Tape Recorder: A mini or micro tape recorder dedicated to specific potential evidence. Other items recommended to have with that may be stored at base camp or in vehicle until needed.
* Lightweight tool box* Ruler or photo scale (these items should be in your carry kit if they fit)* Large surveyors tape for mapping* Pen/pencil* Evidence custody log* Tape recorder for recording impressions during investigation* Casting material* Reinforcing media I.e. plastic mesh bamboo kabob skewers* Two bottles of water* Gallon or larger bags to mix in* Border material* Multi tool* Evidence collection procedures manual* Large plastic sealable container* Duct tape* Ball of String or Twine* Garden hand spade* Paint Brush (at least 2 of differing sizes)* Trowel* Flagging Stakes
Fixed Blade Knife: A heavy belt knife of good steel. Of all the items you can take with you, this is perhaps the most important.
Basic First Aid Kit: Odds are you will not have to do any thing major, but you will have to treat, nicks, cuts, scrapes, and a varieties of other minor problems. So, a small basic kit should take care of them. (Note: Rule of thumb, the longer the trip/pack in or the larger the group the larger the first aid kit.)

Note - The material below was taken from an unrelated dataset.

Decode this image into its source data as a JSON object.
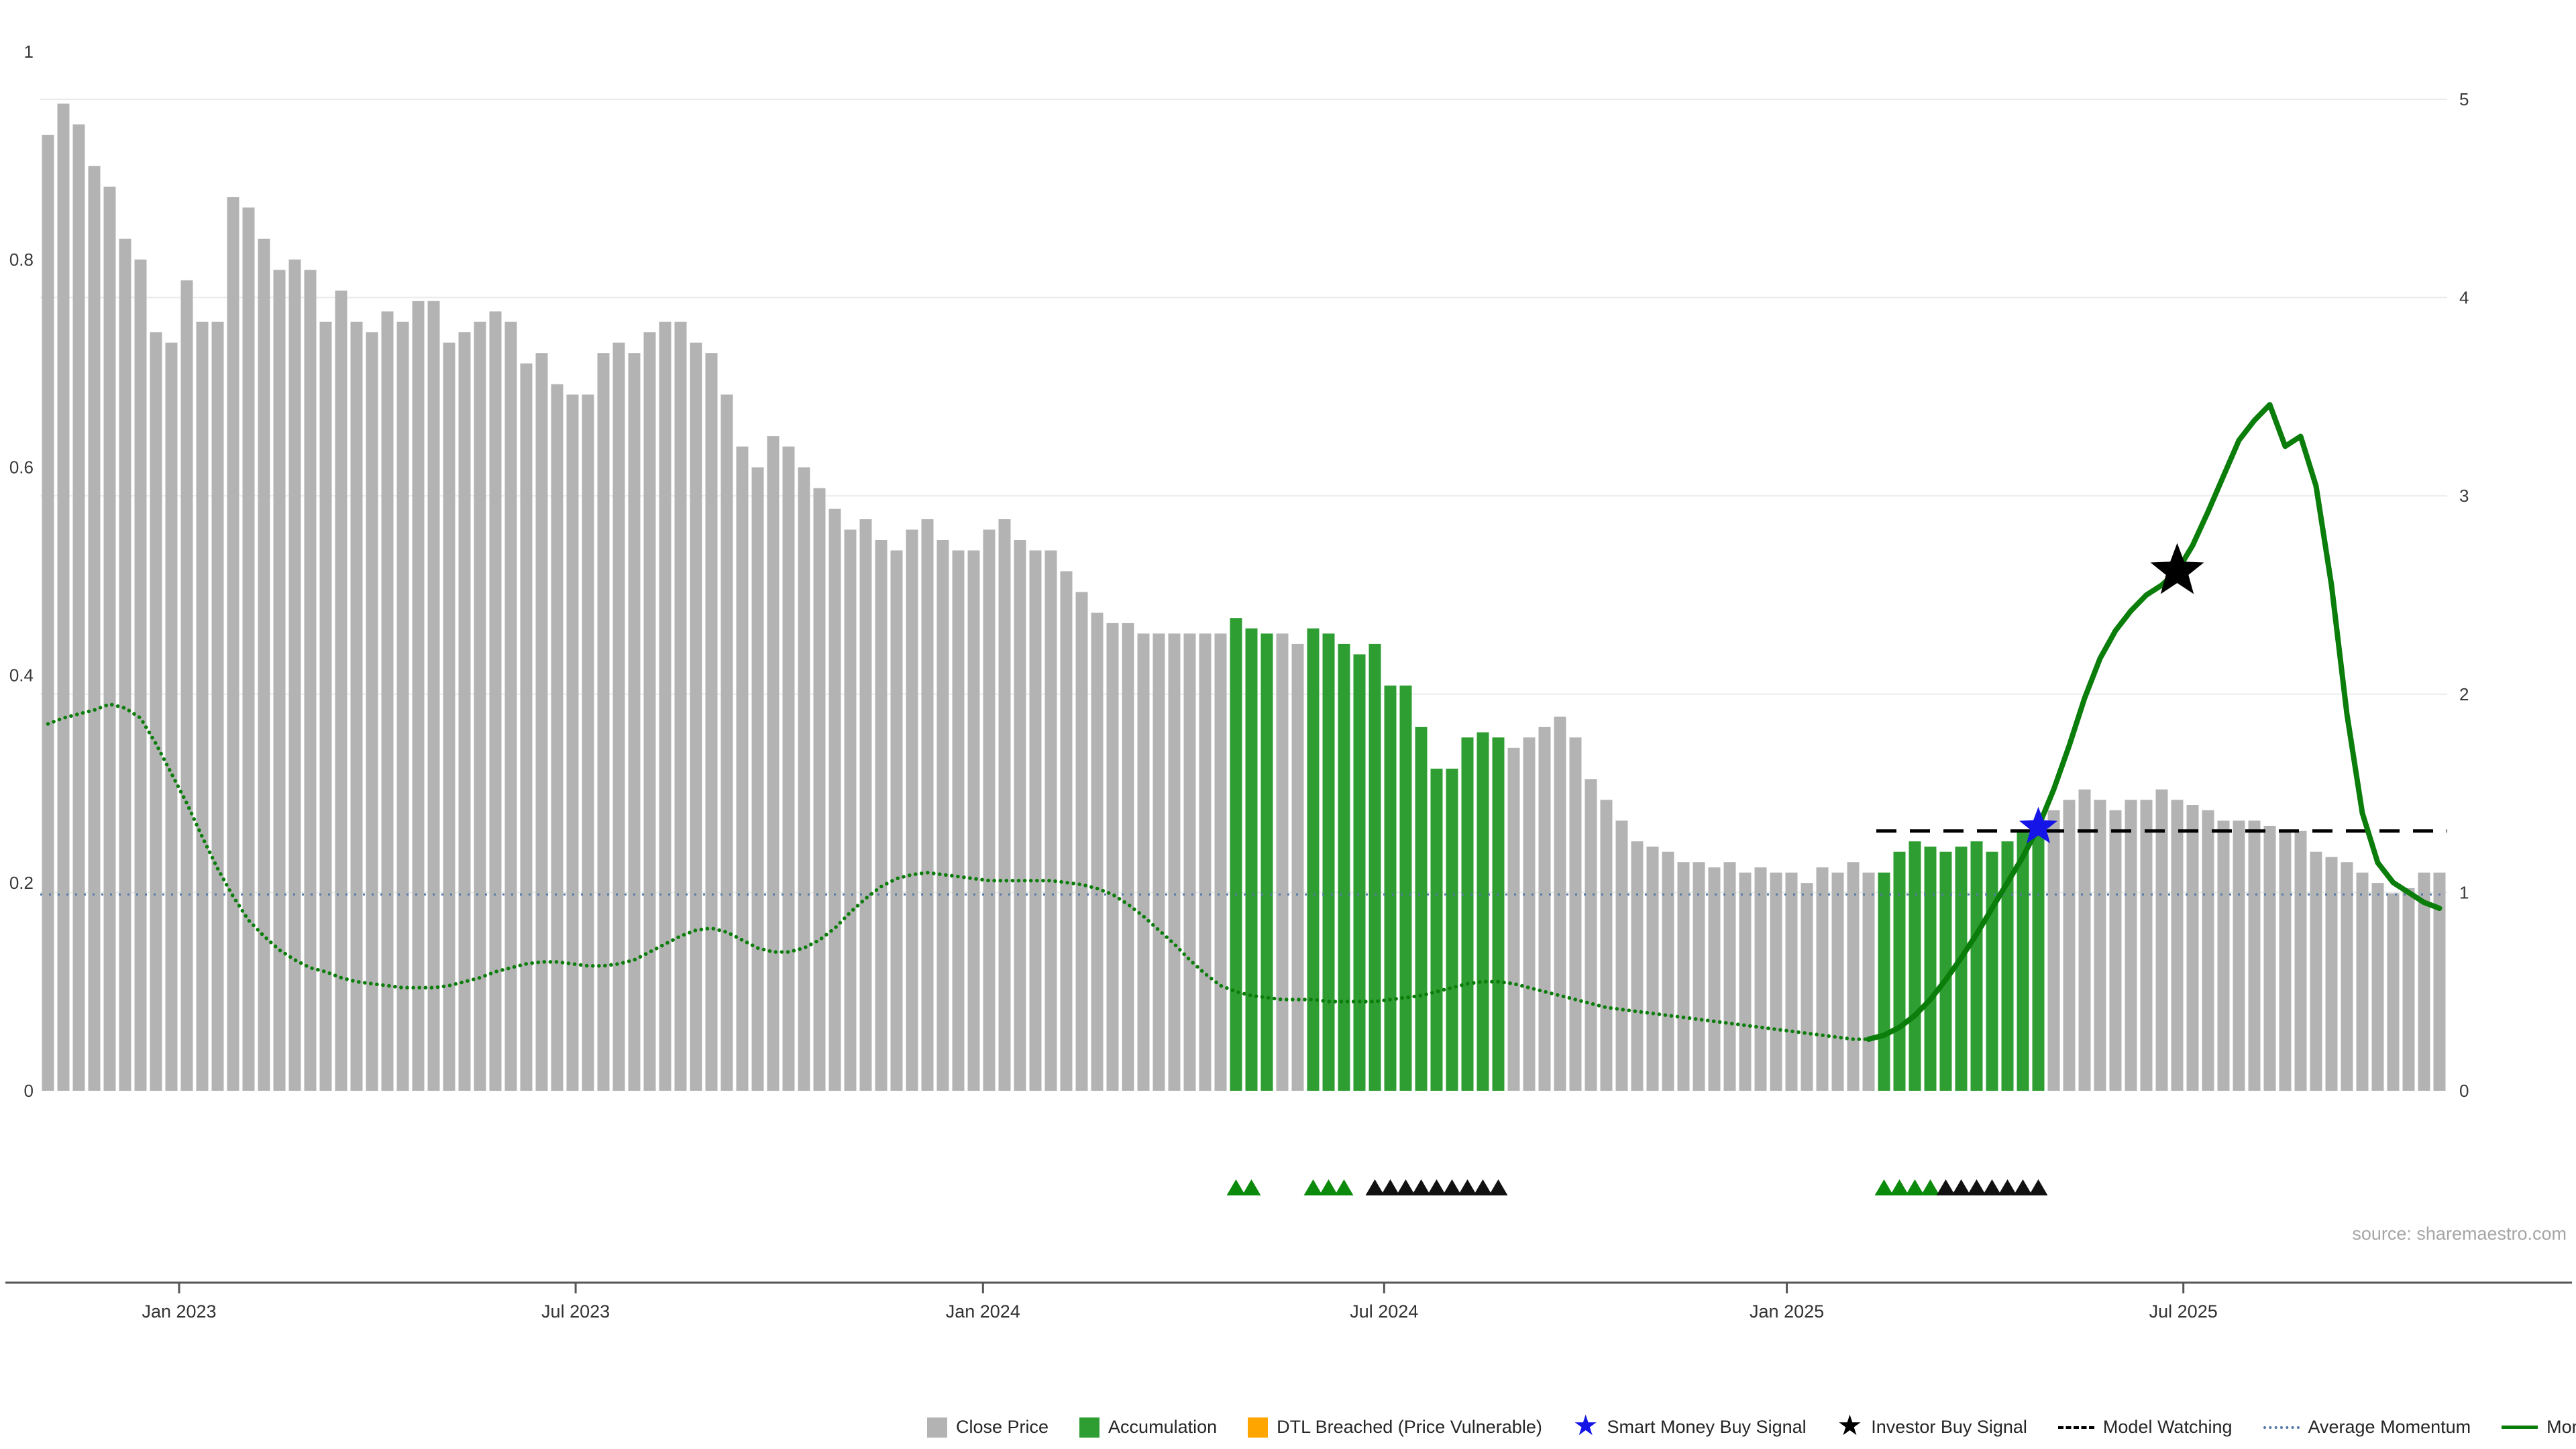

Walking Stick: It does assist in walking in hilly or rough terrain. Can be used as a track stick (for measuring stride so you can find where the next track should be if you loss it). I have a tripod mount in the top of mine so I can mount a spotting scope or camera and use the walking stick like a mono pod. You can also take black tape and wrap around the stick at 1 foot intervals, this will enable the stick to be used as a method of measurement.
Don't Forgets: Extra batteries for every piece of equipment that takes batteries, Rolls of film of various speeds, extra memory cards for digital cameras, tapes that fit any tape recorders you have with, tapes or CD's for any video cameras you have with. Meds (even day tripping take your meds with, a hundred things can happen that may strand you in the woods for a day or two), Extra pair of glasses and at least 3 extra pair of socks. (trust me on the socks they have dozens of uses not the least of which is keeping your feet dry which can make the difference between a fantastic trip and a miserable one.)
Hydration Source: Water or a means of obtaining it.